While I was shooting them, another North Vietnamese shot me through my left hand and shot the index finger and shot the hand guard off my M-16. I laid on my side and another round came and clipped the finger off. They were trying to move in on me and I was trying to open fire and my hand got all tangled up in the weapon because of the jagged bone ends. About that time, another round came in and shot the trigger guard and shot these (index and middle) fingers off.
"I was firing at them and pulled the trigger with the little finger and the next to the little finger and I killed another North Vietnamese. They started throwing grenades. I ducked down behind a sandbag and a grenade landed on my side and I couldn't get it off. And it did not go off. It was a dud.
"They threw another grenade and it landed in front of my position.
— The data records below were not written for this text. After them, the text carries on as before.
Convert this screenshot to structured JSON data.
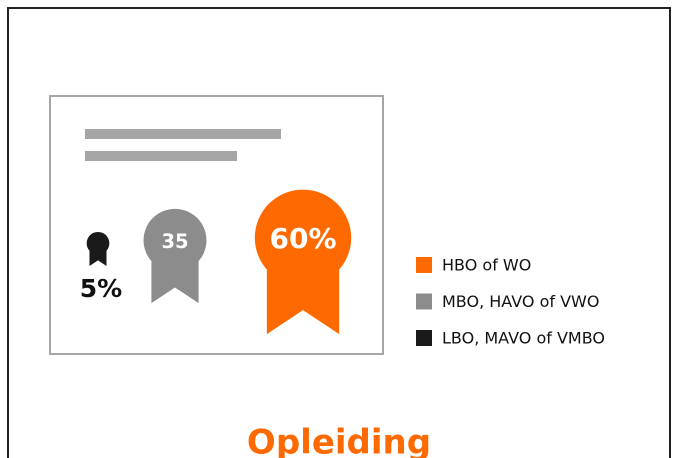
{
  "chart_data": {
    "type": "medal",
    "title": "Opleiding",
    "categories": [
      "LBO, MAVO of VMBO",
      "MBO, HAVO of VWO",
      "HBO of WO"
    ],
    "values": [
      5,
      35,
      60
    ],
    "value_labels": [
      "5%",
      "35",
      "60%"
    ],
    "colors": [
      "#1a1a1a",
      "#8c8c8c",
      "#ff6a00"
    ]
  }
}
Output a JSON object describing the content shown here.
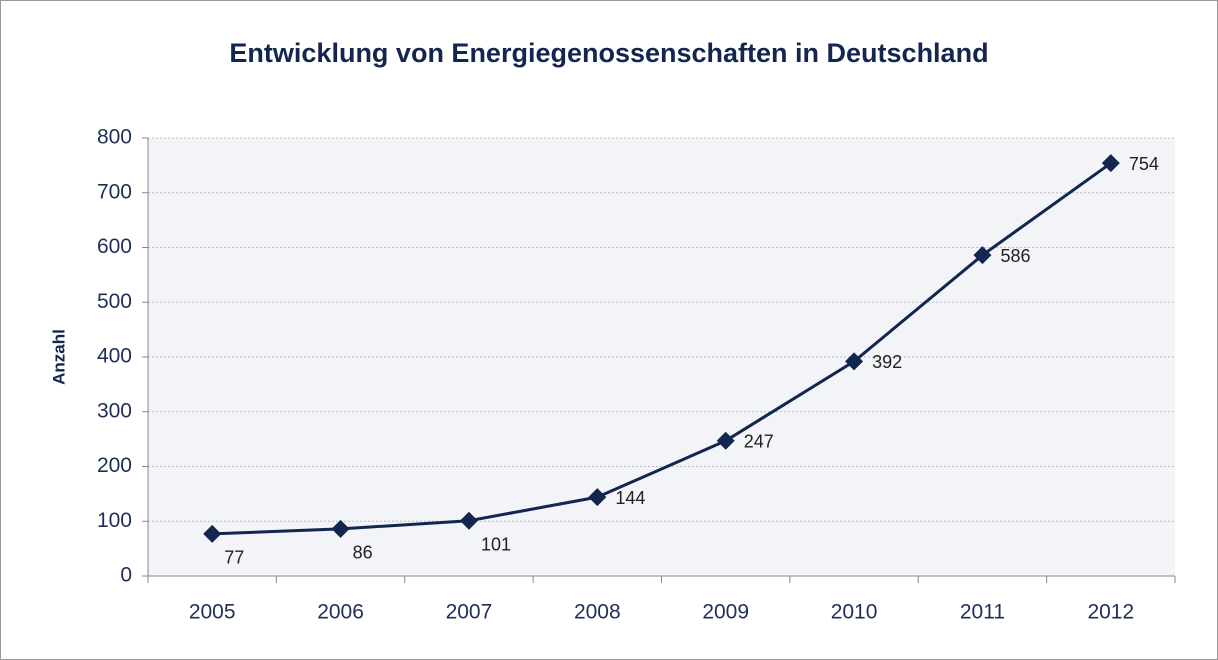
{
  "chart_data": {
    "type": "line",
    "title": "Entwicklung von Energiegenossenschaften in Deutschland",
    "y_label": "Anzahl",
    "categories": [
      "2005",
      "2006",
      "2007",
      "2008",
      "2009",
      "2010",
      "2011",
      "2012"
    ],
    "values": [
      77,
      86,
      101,
      144,
      247,
      392,
      586,
      754
    ],
    "color": "#13264f",
    "ylim": [
      0,
      800
    ],
    "yticks": [
      0,
      100,
      200,
      300,
      400,
      500,
      600,
      700,
      800
    ],
    "grid": true
  }
}
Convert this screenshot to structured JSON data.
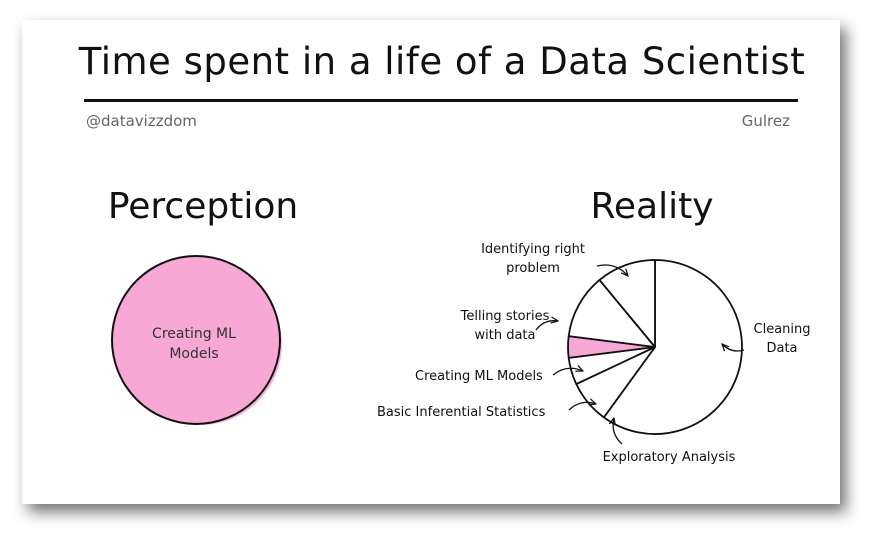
{
  "header": {
    "title": "Time spent in a life of a Data Scientist",
    "handle": "@datavizzdom",
    "author": "Gulrez"
  },
  "colors": {
    "pink": "#f7a8d4",
    "ink": "#111111"
  },
  "chart_data": [
    {
      "type": "pie",
      "title": "Perception",
      "slices": [
        {
          "label": "Creating ML Models",
          "value": 100
        }
      ]
    },
    {
      "type": "pie",
      "title": "Reality",
      "slices": [
        {
          "label": "Cleaning Data",
          "value": 60
        },
        {
          "label": "Exploratory Analysis",
          "value": 8
        },
        {
          "label": "Basic Inferential Statistics",
          "value": 5
        },
        {
          "label": "Creating ML Models",
          "value": 4
        },
        {
          "label": "Telling stories with data",
          "value": 12
        },
        {
          "label": "Identifying right problem",
          "value": 11
        }
      ]
    }
  ]
}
It exploded and went through the sand bag material and hit me in the right eye. I put my head down and when I looked back up they were pulling back. They not only left their dead behind, but they left their wounded."
Haynes said he was soon treated by a young medic, who gave him morphine and attempted to stop the bleeding. An older medic, who was a friend of Haynes, arrived and took Haynes damaged M-16 and finished off the wounded Vietnamese.
Haynes was flown by helicopter to a field hospital in An Khe, where he remained for two weeks before being flown to a military hospital in Charleston, S.C.
Somehow Haynes survived the onslaught of bullets and shrapnel that left his body pockmarked with scars. He was awarded a Purple Heart for each wound.
 

I hope you enjoy this story and the cache.  Let's all honor our veterans.  Please let me know if it needs maintenance and I'll come see about it.  

Congrats to K13 for the first to find.